Still, there’s something to be said for field intuition. A seasoned tech can walk into a room and feel when something is off. Sometimes the cursed asset detection software just confirms what you already knew in your gut.
Lessons from the Ether(net)
Over the years of network exorcisms, I’ve learned a few truths:
- The most haunted assets are usually the least documented
- Faulty and/or deteriorating equipment can come in batches (where batch/serial number tracking can come in handy)

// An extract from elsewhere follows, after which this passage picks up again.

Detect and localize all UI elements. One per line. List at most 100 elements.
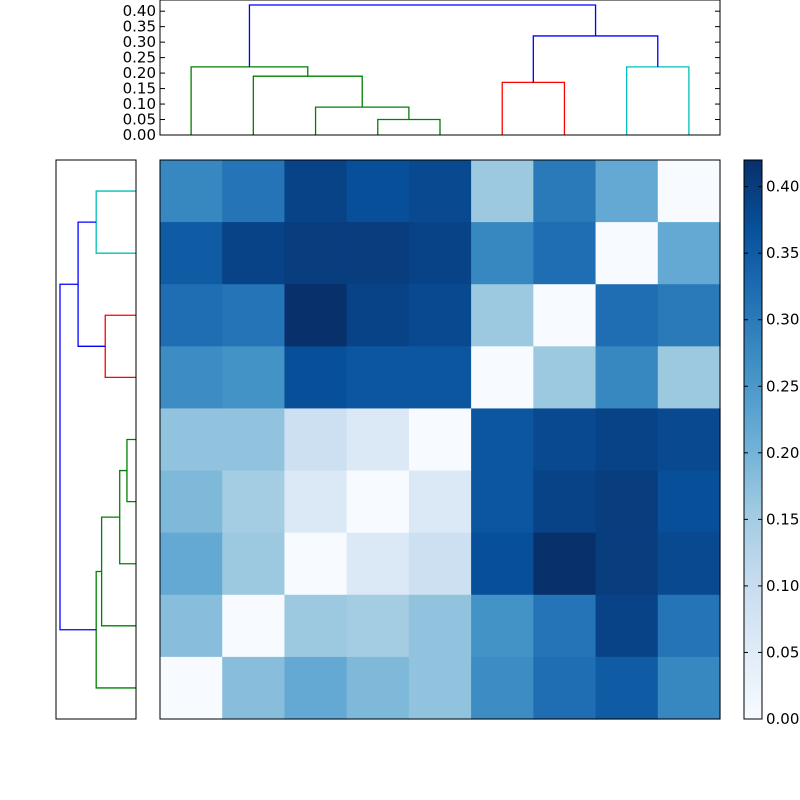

- If a device needs a reboot more than once a month, it’s whispering for attention and/or replacement
- If engineers start using words like “temperamental” or “possessed” to describe equipment, it’s time for your network exorcist/s to investigate properly
- And if the ghosts follow you home? Maybe you’re the problem, not the solution
Final Words from a Network Exorcist / Engineer
In the end, this job is as much about faith as it is about logic. Faith in protocols, in packet paths and in your own instincts when logic fails. We work in a world where the “logical” – data, software, intent – is not always logical and controls the physical. Sometimes things go wrong in ways we can’t immediately explain.
That’s when you light the sage, run the diagnostics and remember:
Every haunted router was once a pristine, innocent device
It’s not cursed. It’s simply seeking a path to a stress-free afterlife.
Hat-tip to Dan for the seed of the idea for this post! His concept of cursed HVAC equipment chilled me to my bones! Glad I don’t work in network ops these days!!